É como um encontro de paparazzi amadores, com a diferença do objecto dos disparos não ser gente conhecida, mas populares que por um par de horas se divertem a dissimular a sua identidade. Também não há passerelle nem cordão de segurança, uma vez que os mascarados circulam livremente, mais usualmente aos pares ou em pequenos grupos, forçando o seu caminho entre a multidão. Chamam caretos a esses populares que se fantasiam com máscaras, caretas ou caraças, localmente esculpidas em madeira de amieiro. Ou melhor, caretos são os personagens masculinos, enquanto aqueles que representam figuras femininas recebem a designação de senhoritas.

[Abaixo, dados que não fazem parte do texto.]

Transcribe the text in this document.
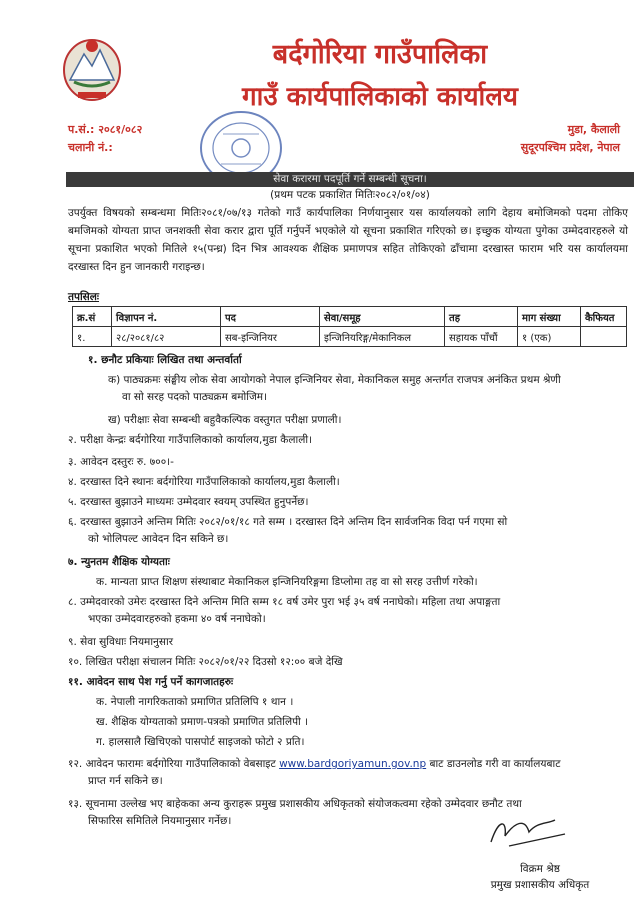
बर्दगोरिया गाउँपालिका
गाउँ कार्यपालिकाको कार्यालय
प.सं.: २०८१/०८२
चलानी नं.:
मुडा, कैलाली
सुदूरपश्चिम प्रदेश, नेपाल
सेवा करारमा पदपूर्ति गर्ने सम्बन्धी सूचना।
(प्रथम पटक प्रकाशित मितिः२०८२/०१/०४)
उपर्युक्त विषयको सम्बन्धमा मितिः२०८१/०७/१३ गतेको गाउँ कार्यपालिका निर्णयानुसार यस कार्यालयको लागि देहाय बमोजिमको पदमा तोकिए बमजिमको योग्यता प्राप्त जनशक्ती सेवा करार द्वारा पूर्ति गर्नुपर्ने भएकोले यो सूचना प्रकाशित गरिएको छ। इच्छुक योग्यता पुगेका उम्मेदवारहरुले यो सूचना प्रकाशित भएको मितिले १५(पन्ध्र) दिन भित्र आवश्यक शैक्षिक प्रमाणपत्र सहित तोकिएको ढाँचामा दरखास्त फाराम भरि यस कार्यालयमा दरखास्त दिन हुन जानकारी गराइन्छ।
तपसिलः
क्र.सं	विज्ञापन नं.	पद	सेवा/समूह	तह	माग संख्या	कैफियत
१.	२८/२०८१/८२	सब-इन्जिनियर	इन्जिनियरिङ्ग/मेकानिकल	सहायक पाँचौं	१ (एक)	
१. छनौट प्रकियाः लिखित तथा अन्तर्वार्ता
क) पाठ्यक्रमः संङ्घीय लोक सेवा आयोगको नेपाल इन्जिनियर सेवा, मेकानिकल समुह अन्तर्गत राजपत्र अनंकित प्रथम श्रेणी
वा सो सरह पदको पाठ्यक्रम बमोजिम।
ख) परीक्षाः सेवा सम्बन्धी बहुवैकल्पिक वस्तुगत परीक्षा प्रणाली।
२. परीक्षा केन्द्रः बर्दगोरिया गाउँपालिकाको कार्यालय,मुडा कैलाली।
३. आवेदन दस्तुरः रु. ७००।-
४. दरखास्त दिने स्थानः बर्दगोरिया गाउँपालिकाको कार्यालय,मुडा कैलाली।
५. दरखास्त बुझाउने माध्यमः उम्मेदवार स्वयम् उपस्थित हुनुपर्नेछ।
६. दरखास्त बुझाउने अन्तिम मितिः २०८२/०१/१८ गते सम्म । दरखास्त दिने अन्तिम दिन सार्वजनिक विदा पर्न गएमा सो
को भोलिपल्ट आवेदन दिन सकिने छ।
७. न्युनतम शैक्षिक योग्यताः
क. मान्यता प्राप्त शिक्षण संस्थाबाट मेकानिकल इन्जिनियरिङ्गमा डिप्लोमा तह वा सो सरह उत्तीर्ण गरेको।
८. उम्मेदवारको उमेरः दरखास्त दिने अन्तिम मिति सम्म १८ वर्ष उमेर पुरा भई ३५ वर्ष ननाघेको। महिला तथा अपाङ्गता
भएका उम्मेदवारहरुको हकमा ४० वर्ष ननाघेको।
९. सेवा सुविधाः नियमानुसार
१०. लिखित परीक्षा संचालन मितिः २०८२/०१/२२ दिउसो १२:०० बजे देखि
११. आवेदन साथ पेश गर्नु पर्ने कागजातहरुः
क. नेपाली नागरिकताको प्रमाणित प्रतिलिपि १ थान ।
ख. शैक्षिक योग्यताको प्रमाण-पत्रको प्रमाणित प्रतिलिपी ।
ग. हालसालै खिचिएको पासपोर्ट साइजको फोटो २ प्रति।
१२. आवेदन फारामः बर्दगोरिया गाउँपालिकाको वेबसाइट www.bardgoriyamun.gov.np बाट डाउनलोड गरी वा कार्यालयबाट
प्राप्त गर्न सकिने छ।
१३. सूचनामा उल्लेख भए बाहेकका अन्य कुराहरू प्रमुख प्रशासकीय अधिकृतको संयोजकत्वमा रहेको उम्मेदवार छनौट तथा
सिफारिस समितिले नियमानुसार गर्नेछ।
विक्रम श्रेष्ठ
प्रमुख प्रशासकीय अधिकृत
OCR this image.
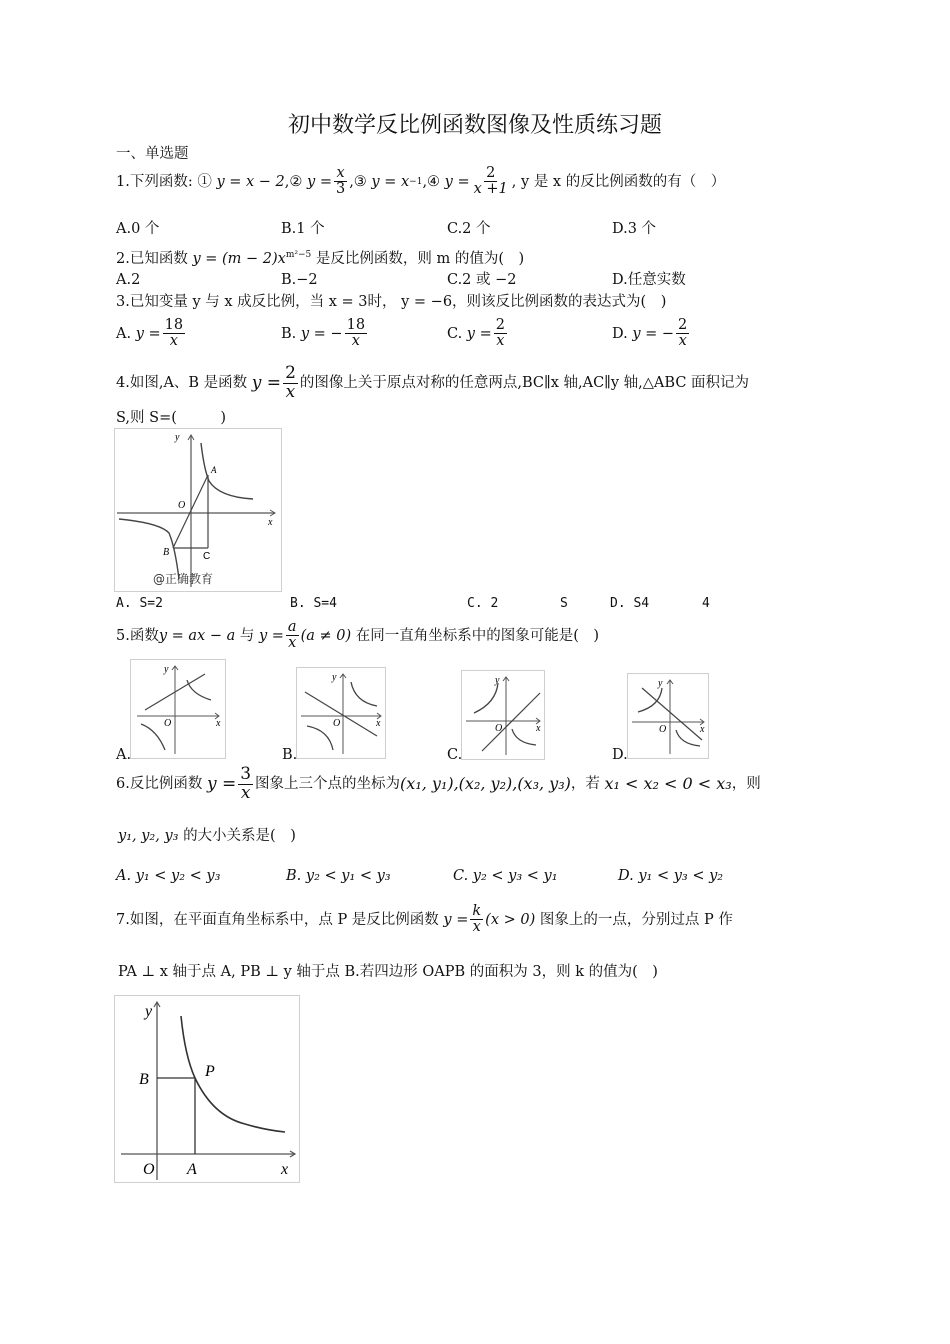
初中数学反比例函数图像及性质练习题
一、单选题
1.下列函数: ①
y = x − 2 ,②
$y = \frac{x}{3}$ ,③
y = x −1 ,④
$y = \frac{2}{x +1}$ , y 是 x 的反比例函数的有（　）
A.0 个	B.1 个	C.2 个	D.3 个
2.已知函数 $y = (m - 2)x^{m^2-5}$ 是反比例函数，则 m 的值为(　)
A.2	B.−2	C.2 或 −2	D.任意实数
3.已知变量 y 与 x 成反比例，当 x = 3时， y = −6，则该反比例函数的表达式为(　)
A.
$y = \frac{18}{x}$	B.
y = − $\frac{18}{x}$	C.
$y = \frac{2}{x}$	D.
y = − $\frac{2}{x}$
4.如图,A、B 是函数
$y = \frac{2}{x}$ 的图像上关于原点对称的任意两点,BC∥x 轴,AC∥y 轴,△ABC 面积记为
S,则 S=(　　　)
y
x
O
A
B	C
@正确教育
A. S=2	B. S=4	C. 2	S	D. S4	4
5.函数 y = ax − a
与
$y = \frac{a}{x} (a \ne 0)$
在同一直角坐标系中的图象可能是(　)
y
x
O
A.
y
x
O
B.
y
x
O
C.
y
x
O
D.
6.反比例函数
$y = \frac{3}{x}$ 图象上三个点的坐标为 (x₁, y₁),(x₂, y₂),(x₃, y₃) ，若
x₁ < x₂ < 0 < x₃ ，则
y₁, y₂, y₃ 的大小关系是(　)
A. y₁ < y₂ < y₃	B. y₂ < y₁ < y₃	C. y₂ < y₃ < y₁	D. y₁ < y₃ < y₂
7.如图，在平面直角坐标系中，点 P 是反比例函数
$y = \frac{k}{x} (x > 0)$
图象上的一点，分别过点 P 作
PA ⊥ x 轴于点 A, PB ⊥ y 轴于点 B.若四边形 OAPB 的面积为 3，则 k 的值为(　)
y
x
O A
B	P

Uns e outros conjugam o uso das máscaras com guarda-roupa inusitado, fatos de palha, barbas de milho, folhas secas e trapos velhos, complementados por cajados, vassouras, foices e afins. Noutros tempos, estas fatiotas eram decoradas com cobras, salamandras e ratos mortos (de preferência ainda a escorrer sangue), usados como protecção pelos mascarados, de modo a afugentar as investidas dos mais atrevidos. As senhoritas, por outro lado, costumavam passear-se com cestos de palha, cheios de farelo de milho, farinha e ovos podres, destinados a serem lançados sobre os abelhudos e mais alvos da sua predilecção. Agora os animais mortos já não andam ao peito, mas passaram a ser representados nas próprias máscaras, enquanto a pulverização de dejectos sobre a assistência tende a desaparecer do programa.